Ever get the strange feeling that you're being watched?
Well...SURPRISE! You are.
Recall that time when you walked into work or class, minding your own business. Now, you didn't realize it, but someone was discreetly peeking at you thinking, "Oh...(s)he's here." Recall that time when you spoke up in a meeting or group discussion. That person was thinking, "Oh...(s)he's talking, let me pay attention." Now recall that time when you were with a group of friends in a public area; yes, that person was still looking at you.
It sounds creepy doesn't it? As "stalkerish" as it sounds, the truth is that we often serve as the object of someone's attention, whether they know us personally or not. Our life, as they see it, is on display for them to critique and analyze, out of (hopefully) innocent curiosity. It could be someone that you speak to in passing, or it could be that random janitor that comes in at the end of the day. Whether you realize it or not, someone is thinking about you at this very moment, and honestly, they're probably scanning your Facebook page for its latest update.
Social media has brought about a new age of accessibility for people to get to know each other, without the "inconvenience" of having a face-to-face conversation. These people know what you like, who you associate with and they may even know about that strange obsession that you thought was personal. Their habit of keeping tabs on you has evolved from peeking around the corner and asking others about you, to spending time scanning your latest tweets.

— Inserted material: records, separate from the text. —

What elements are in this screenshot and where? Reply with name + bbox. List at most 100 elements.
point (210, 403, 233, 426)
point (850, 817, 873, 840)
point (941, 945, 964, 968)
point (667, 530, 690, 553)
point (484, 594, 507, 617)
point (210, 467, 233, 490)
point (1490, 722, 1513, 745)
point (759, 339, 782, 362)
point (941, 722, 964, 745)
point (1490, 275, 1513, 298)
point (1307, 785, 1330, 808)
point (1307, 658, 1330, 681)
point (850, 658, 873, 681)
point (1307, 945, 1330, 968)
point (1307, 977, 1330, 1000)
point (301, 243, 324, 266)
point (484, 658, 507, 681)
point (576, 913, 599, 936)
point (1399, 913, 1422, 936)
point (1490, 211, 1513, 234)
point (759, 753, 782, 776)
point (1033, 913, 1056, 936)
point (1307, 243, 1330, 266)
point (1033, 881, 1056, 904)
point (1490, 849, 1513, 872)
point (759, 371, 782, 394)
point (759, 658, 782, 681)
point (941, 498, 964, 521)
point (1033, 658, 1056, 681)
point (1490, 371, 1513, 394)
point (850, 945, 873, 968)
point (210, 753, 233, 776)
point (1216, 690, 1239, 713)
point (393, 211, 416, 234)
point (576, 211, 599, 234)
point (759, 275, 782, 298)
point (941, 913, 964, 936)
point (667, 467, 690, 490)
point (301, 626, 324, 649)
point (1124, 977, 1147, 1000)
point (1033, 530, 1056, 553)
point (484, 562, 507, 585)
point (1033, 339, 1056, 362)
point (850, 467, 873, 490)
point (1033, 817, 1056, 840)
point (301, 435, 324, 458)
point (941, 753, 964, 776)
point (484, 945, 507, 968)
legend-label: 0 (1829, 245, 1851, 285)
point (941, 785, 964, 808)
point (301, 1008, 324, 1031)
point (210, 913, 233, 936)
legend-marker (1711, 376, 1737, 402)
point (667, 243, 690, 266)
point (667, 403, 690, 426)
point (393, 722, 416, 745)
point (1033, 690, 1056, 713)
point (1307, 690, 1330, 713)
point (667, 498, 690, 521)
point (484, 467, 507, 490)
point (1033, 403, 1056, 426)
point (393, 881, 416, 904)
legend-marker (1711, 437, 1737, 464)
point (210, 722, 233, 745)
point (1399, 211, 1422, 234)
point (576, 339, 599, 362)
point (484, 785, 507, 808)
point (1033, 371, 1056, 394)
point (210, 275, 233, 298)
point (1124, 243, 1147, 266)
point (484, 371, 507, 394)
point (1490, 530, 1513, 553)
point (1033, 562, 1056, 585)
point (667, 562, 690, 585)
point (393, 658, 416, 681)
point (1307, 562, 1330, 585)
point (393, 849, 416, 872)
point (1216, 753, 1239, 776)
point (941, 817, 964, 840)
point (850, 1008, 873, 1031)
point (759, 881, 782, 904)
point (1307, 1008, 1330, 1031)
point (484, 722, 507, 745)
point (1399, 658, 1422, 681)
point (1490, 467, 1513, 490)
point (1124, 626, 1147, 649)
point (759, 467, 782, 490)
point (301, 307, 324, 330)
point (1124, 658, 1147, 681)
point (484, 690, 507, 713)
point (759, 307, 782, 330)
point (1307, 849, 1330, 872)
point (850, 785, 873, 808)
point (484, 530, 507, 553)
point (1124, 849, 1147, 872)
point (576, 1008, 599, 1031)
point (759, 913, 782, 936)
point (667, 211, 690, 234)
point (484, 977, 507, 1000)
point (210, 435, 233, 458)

Now, the anonymous attention may be flattering for some, but it can also be downright scary. Users of social media sites have often treated it as something more personal than it really is. We can be so candid in our status updates and random tweets, not realizing that someone is closely following every single one. Singer Erykah Badu recently twittered through the birth of her daughter. She told the world when she was finally in labor, then proceeded to inform followers about the timing of her contractions. Her husband finally took over (I guess she was busy) and proceeded to describe the baby's crowning. He said, “I see the head, full of hair!”
Can you say, "TMI?"
The truth is, you are constantly being watched. Even though you've set your privacy settings and may only have close friends and colleagues on your list, these social networking sites are like small towns; and nobody (I repeat, nobody) talks to every single person in town.
I have tried to narrow my own friend lists down to the people that I would at least smile at or say "hello" to in passing. But does that mean that I'm comfortable with them following me so closely? I don't know.
As social media grows and expands to include employers, co-workers, moms, dads, the little kid you used to babysit and even Grandma (yes, Grandma); we've got to be very cautious about how we present ourselves online. Someone close to me came very close to losing a scholarship because of something he posted on his own Facebook page. So, remember that people are always looking at and taking special attention to you. Your online representation and presentation should be like a mirrored reflection of yourself...
but try to think of it as a "Funhouse Mirror" and makes sure that it's presenting you in the most positive light (without the hairy mole and uni-brow).
Great article Jess.
Nice post Jessica. @john, I sense that our previous notions of privacy are a thing of the past. The ubiquity of sharing is forcing us to rethink our concept of privacy. Just as information and time are commoditized, so privacy will be. In ten years time, it might be that we pay for privacy, instead of paying to be connected. Privacy will be a precious resource, rather than something we take as an inalienable right.
I just went to submit my own thoughts on social media and read your post - I couldn't agree more with the TMI aspect.
My favorite Facebook offenders love to post pictures of their bare pregnant bellies. Imagine how strange it will be when that baby is an adult and can look back on every moment of life starting from inside mom's belly - permanently housed online for everyone to see!
Personally, I think it's full-speed ahead (as far as sharing goes). As time goes on, I see people becoming even more open. The concept of being a "mystery" is becoming obsolete (and probably more intriguing).
Last week, I read a Times article about the man who is being investigated for the killing of the "abortion doctor," George Tiller. According to the article, the suspect had written on a pro-life blog a couple of weeks ago, saying: "Tiller is the concentration camp 'Mengele' of our day and needs to be stopped before he and those who protect him bring judgment upon our nation."
Little did readers know, he was more serious than anyone could imagine. Now this post is being used as evidence in court. People are becoming open-books, and everyone seems to be really hungry for the information. I definitely think it's going to become more extreme over time.
Us old people (30 somethings) used to have this thing called "privacy." I know it sounds crazy but we used to appreciate when personal information was... um... personal.
I find it very odd that people seem more comfortable sharing personal information with Web sites than with actual people. I find it even more odd that people often forget that other people are reading what they post to those sites.
But for now sharing is the new privacy and we are sharing with wild abandon. I just wonder how our exuberant love affair with social media will look in 10 years. Will this new level of openness become the status quo, or will we collectively regret all this sharing?